Il reste d’autres occultations dans le livre de Jablonka aux conséquences encore plus importantes, comme l’absence de prise en compte de l’échelle qui pourtant détermine la nature des informations utilisées. Ainsi, le témoignage implique une situation « microscopique » vécue par le locuteur alors que le récit – le « déduit » de De Certeau – peut aller aux plus larges « abstractions », terme déjà utilisé par Seignolos. Cette censure permet d’inclure tous les ouvrages des historiens, autre oubli, dans une entité relativement homogène alors que je ne vois nul lien entre Ginzburg et Chaunu, sauf que l’un et l’autre disent parler du passé. Il y a pourtant des façons très différentes de faire de l’histoire (et de l’anthropologie) et si je préfère Ginzburg à Chaunu, c’est que le premier, non seulement me parle de la vie des gens, la mienne, celle du bas, mais non des informations réclamées d’en haut par les puissants. Pourtant Jablonka invoque la forte phrase de Fustel de Coulange : « Nous ne devons croire qu’à ce qui est démontré » qui ne fait que reprendre le Descartes du Discours de la méthode : « Ne recevoir jamais aucune chose pour vraie, que je ne la connusse évidemment être telle. »

Mais s’il ne condamne pas certaines façons de faire de l’histoire contre d’autres, curieusement, Jablonka n’en désigne pas moins d’autres « épouvantails », le « linguistic turn » dont il dénonce « la cuve acide », ou le « post-modernisme ».

Avec raison, Jablonka démonte la distinction de Barthes entre écrivants soucieux du signifiant et écrivains préoccupés par le signifié, et ce n’est pas l’éditeur de Chauvier, Campagne, Milhé, Monnier et d’autres qui le lui reprocherait. Si les sciences sociales doivent se joindre à la littérature, elles n’en doivent pas moins accentuer leurs efforts dans deux directions. En premier lieu, présenter aux lecteurs les « preuves historiques » de leurs affirmations, et pour cela, dire haut et fort que les faits sociaux ne sont pas des choses mais que nous n’accédons qu’à des informations de qualités différentes que la critique permet de hiérarchiser. En second lieu, il nous faut utiliser les acquis du « tournant linguistique »[4]  car nous n’accédons à la connaissance de la réalité que par la médiation du langage Nécessairement recopié par Montaigne, Epictète l’avait déjà dit dans son Manuel : « Ce qui trouble les hommes, ce ne sont pas les choses mais les jugements qu’ils portent sur les choses ». Pour accéder à la réalité, il faut donc commencer par écarter tout ce qui encombre les chemins qui conduisent à sa connaissance, c’est-à-dire prendre en compte les multiples distorsions qu’entraine l’inéluctable médiation du langage.
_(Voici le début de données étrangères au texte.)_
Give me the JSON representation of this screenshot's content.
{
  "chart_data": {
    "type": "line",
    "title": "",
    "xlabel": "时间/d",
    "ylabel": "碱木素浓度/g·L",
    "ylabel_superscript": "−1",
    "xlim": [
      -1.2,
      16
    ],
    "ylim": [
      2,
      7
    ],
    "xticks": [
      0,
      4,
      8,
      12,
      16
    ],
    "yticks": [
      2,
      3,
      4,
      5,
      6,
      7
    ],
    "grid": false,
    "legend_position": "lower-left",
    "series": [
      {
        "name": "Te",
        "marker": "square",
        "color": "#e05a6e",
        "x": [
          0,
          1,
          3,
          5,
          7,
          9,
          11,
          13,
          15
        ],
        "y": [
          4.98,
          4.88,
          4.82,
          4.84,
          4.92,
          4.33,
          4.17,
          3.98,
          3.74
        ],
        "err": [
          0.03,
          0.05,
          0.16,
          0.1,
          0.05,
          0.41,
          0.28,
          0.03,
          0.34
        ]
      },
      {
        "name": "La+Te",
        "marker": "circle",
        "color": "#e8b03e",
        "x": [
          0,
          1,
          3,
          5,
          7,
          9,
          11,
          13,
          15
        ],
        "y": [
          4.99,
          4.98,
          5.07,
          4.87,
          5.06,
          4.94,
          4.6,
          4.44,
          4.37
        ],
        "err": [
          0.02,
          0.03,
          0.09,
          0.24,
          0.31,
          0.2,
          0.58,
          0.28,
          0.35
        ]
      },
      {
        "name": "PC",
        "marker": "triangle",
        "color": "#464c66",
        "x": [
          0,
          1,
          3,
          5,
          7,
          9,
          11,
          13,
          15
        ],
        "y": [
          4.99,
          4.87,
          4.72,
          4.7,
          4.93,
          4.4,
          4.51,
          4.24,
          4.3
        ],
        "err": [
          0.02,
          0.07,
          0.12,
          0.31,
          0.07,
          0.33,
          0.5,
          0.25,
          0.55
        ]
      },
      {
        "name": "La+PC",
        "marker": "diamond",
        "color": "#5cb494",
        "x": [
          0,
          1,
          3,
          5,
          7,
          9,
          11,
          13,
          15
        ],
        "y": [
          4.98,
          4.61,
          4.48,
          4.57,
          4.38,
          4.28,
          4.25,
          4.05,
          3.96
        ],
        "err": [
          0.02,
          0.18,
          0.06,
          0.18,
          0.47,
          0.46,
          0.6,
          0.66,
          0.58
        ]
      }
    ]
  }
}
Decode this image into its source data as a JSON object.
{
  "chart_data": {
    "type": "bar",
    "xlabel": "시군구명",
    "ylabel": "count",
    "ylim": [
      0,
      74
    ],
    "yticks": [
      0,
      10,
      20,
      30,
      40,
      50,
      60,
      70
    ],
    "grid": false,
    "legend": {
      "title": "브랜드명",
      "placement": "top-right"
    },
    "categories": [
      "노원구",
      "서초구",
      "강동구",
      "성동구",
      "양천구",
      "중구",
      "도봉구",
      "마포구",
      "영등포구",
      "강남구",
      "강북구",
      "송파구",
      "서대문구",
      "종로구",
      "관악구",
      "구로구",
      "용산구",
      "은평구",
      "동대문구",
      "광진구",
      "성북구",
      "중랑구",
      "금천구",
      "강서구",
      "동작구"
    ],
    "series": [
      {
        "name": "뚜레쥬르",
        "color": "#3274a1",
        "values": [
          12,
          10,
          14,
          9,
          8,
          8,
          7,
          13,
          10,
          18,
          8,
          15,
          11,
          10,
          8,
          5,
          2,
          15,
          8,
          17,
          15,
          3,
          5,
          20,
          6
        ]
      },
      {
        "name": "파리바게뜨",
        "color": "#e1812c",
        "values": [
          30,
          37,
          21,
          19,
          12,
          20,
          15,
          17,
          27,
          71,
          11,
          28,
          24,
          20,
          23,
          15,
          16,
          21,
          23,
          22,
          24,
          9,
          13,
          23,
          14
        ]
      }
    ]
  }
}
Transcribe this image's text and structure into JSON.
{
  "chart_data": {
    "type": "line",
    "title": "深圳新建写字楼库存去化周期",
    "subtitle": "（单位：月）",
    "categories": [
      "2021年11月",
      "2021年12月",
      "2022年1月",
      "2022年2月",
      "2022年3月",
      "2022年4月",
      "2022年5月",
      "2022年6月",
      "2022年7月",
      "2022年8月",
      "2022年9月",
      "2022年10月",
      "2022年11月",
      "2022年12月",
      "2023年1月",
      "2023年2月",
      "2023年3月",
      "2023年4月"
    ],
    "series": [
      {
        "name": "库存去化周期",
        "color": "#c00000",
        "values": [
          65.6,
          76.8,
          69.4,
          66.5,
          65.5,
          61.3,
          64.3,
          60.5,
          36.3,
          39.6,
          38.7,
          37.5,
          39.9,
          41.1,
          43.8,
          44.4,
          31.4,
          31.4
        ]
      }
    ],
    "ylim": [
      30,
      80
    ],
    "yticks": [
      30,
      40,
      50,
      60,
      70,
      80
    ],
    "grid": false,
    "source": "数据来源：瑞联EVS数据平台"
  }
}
Une fois encore, nous ne pouvons que constater que les débats sur les sciences sociales sont menés en France par les historiens alors que les mêmes se déroulent aux USA surtout entre anthropologues. C’était déjà vrai avec Paul Veynes en 1971, ça l’est encore aujourd’hui avec Ivan Jablonka.

Bernard Traimond

[1]   GRIFET, Henri, Traité des différentes sortes de preuves qui servent à établir la vérité de l’histoire, Rouen, Veuve Besongne, 1775.

[2]   SIMIAND, François, « Méthode historique et science sociale » Revue de synthèse, 1903.

[3]   EVANS-PRITCHARD, E.-E. « Anthropologie et histoire » dans Les anthropologues face à l’histoire et à la religion, Paris, PUF, 1974.

[4]   « Nos constructions doivent être jugées en termes de relations – les possibles compréhensions et incompréhensions – qui naissent de notre manière d’aborder les autres. Elles transitent par le langage et notre perception du langage, par la traduction et notre compréhension de la traduction, par le récit et les conventions descriptives et notre reconnaissance critique de ces conventions, par nos capacités projectives et notre évaluation de ces capacités. Elles transitent aussi par la compréhension qu’a notre interlocuteur de ces mêmes facteurs. » Vincent Crapanzano, Les Harkis. Mémoires sans issue , Paris, Gallimard, 2012. p. 19.